The Lure of Abandoned Places

Abandoned Bunker, Slovakia

My follow-up to The American Girl is a mystery novel about Dark Tourism, a subject I’ve been fascinated in for the last few years. Dark Tourism is defined as “travelling to places associated with death and suffering”, although it’s not invariably as creepy as that sounds. Like any kind of travel, it has its good and bad sides, from people taking ghoulish, grinning selfies at the Chernobyl exclusion zone to more respectful pilgrimages to Aokigahara and the Paris Catacombs. The umbrella of Dark Tourism usually, to some degree, takes in urban exploring in general, which can be as simple an adventure as taking a look inside the abandoned factory up the road.
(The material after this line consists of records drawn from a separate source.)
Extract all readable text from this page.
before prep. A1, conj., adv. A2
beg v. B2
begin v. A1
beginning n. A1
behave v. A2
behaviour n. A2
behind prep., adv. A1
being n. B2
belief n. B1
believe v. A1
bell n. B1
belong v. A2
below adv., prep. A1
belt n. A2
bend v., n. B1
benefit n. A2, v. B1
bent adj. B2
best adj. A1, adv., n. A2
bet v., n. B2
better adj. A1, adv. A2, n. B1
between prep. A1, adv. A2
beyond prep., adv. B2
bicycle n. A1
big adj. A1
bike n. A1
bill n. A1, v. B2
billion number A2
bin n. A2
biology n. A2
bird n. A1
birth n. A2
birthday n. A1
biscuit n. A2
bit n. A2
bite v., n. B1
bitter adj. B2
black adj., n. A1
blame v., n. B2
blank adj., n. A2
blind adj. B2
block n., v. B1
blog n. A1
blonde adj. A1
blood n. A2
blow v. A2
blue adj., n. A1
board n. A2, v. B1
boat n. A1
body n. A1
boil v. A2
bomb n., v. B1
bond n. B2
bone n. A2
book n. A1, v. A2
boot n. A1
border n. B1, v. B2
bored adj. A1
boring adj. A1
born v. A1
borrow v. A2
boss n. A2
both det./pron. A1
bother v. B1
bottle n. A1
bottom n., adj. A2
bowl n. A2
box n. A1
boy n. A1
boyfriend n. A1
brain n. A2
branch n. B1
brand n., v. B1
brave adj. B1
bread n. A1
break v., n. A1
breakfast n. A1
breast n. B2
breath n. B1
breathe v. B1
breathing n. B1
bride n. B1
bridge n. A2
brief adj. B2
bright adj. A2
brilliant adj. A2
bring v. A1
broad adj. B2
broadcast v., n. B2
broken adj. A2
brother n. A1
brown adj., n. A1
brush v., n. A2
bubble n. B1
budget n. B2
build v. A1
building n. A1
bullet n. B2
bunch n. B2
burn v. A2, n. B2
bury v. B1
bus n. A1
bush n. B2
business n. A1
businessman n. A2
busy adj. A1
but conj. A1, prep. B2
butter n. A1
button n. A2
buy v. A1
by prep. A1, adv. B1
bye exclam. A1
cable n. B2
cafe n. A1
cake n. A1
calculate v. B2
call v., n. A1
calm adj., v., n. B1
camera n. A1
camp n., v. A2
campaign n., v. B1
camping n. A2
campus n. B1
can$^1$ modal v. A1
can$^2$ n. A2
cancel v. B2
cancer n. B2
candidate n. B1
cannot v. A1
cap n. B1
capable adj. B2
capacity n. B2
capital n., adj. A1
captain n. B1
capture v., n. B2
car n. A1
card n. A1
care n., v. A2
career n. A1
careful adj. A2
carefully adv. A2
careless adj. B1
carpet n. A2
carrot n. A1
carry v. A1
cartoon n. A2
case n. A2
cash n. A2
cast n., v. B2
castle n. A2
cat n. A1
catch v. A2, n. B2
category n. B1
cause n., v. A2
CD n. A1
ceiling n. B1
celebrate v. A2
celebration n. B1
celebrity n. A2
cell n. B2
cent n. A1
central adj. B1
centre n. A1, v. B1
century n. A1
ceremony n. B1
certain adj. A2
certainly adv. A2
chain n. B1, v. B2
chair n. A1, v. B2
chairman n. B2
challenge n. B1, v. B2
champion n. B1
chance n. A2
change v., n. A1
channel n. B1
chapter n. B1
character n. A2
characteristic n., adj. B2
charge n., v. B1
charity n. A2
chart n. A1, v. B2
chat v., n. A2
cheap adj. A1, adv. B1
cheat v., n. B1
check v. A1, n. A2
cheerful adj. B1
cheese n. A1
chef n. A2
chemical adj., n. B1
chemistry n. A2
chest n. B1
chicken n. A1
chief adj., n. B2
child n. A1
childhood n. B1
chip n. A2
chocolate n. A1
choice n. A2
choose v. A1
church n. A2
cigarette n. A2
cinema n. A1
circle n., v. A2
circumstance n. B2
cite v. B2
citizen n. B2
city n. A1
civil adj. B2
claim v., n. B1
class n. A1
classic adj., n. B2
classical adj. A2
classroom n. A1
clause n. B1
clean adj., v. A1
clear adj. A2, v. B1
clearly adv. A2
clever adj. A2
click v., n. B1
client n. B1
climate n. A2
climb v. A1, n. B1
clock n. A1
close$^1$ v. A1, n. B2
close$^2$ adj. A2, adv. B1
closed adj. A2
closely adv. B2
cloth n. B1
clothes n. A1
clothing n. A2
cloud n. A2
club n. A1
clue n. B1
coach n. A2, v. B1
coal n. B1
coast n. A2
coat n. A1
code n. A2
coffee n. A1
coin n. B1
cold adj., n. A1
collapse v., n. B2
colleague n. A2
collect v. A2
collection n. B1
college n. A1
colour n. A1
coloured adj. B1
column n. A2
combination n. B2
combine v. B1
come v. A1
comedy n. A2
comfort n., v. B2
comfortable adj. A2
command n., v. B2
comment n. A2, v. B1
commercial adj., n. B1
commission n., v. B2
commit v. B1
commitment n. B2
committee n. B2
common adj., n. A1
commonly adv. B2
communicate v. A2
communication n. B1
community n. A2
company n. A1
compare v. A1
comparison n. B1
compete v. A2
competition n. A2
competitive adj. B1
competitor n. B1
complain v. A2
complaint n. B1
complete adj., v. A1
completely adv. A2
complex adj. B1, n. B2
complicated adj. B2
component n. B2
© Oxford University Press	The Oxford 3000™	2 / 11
Graffiti on Soviet Monument, Varna

My novel delves into the moral implications of Dark Tourism. We explore alongside the protagonists and see the disturbing places they visit and find ourselves shouting, “don’t go in there” or maybe wondering why anyone would go to so much effort to go to a place which is intrinsically dangerous. The urban exploring I’ve done with my husband, John, has been a fairly relaxed business, primarily in places where there are no legal issues facing those who roam around. John and I are both photographers and abandoned buildings with their cracked paints and collapsing roofs are highly photogenic. We’ve been to former Soviet bunkers where nature has taken back the space that was once human occupied and an Army Base out in the woods near Bratislava that was only a couple of miles away from a 12th century castle. When you see the layers of a place, you can’t help speculating about what stories it’s hiding, would play from its mysterious stone tape. Looking into the dust of a ruin feels like seeing the future play out, too, in the spent tea leaves of what went before you.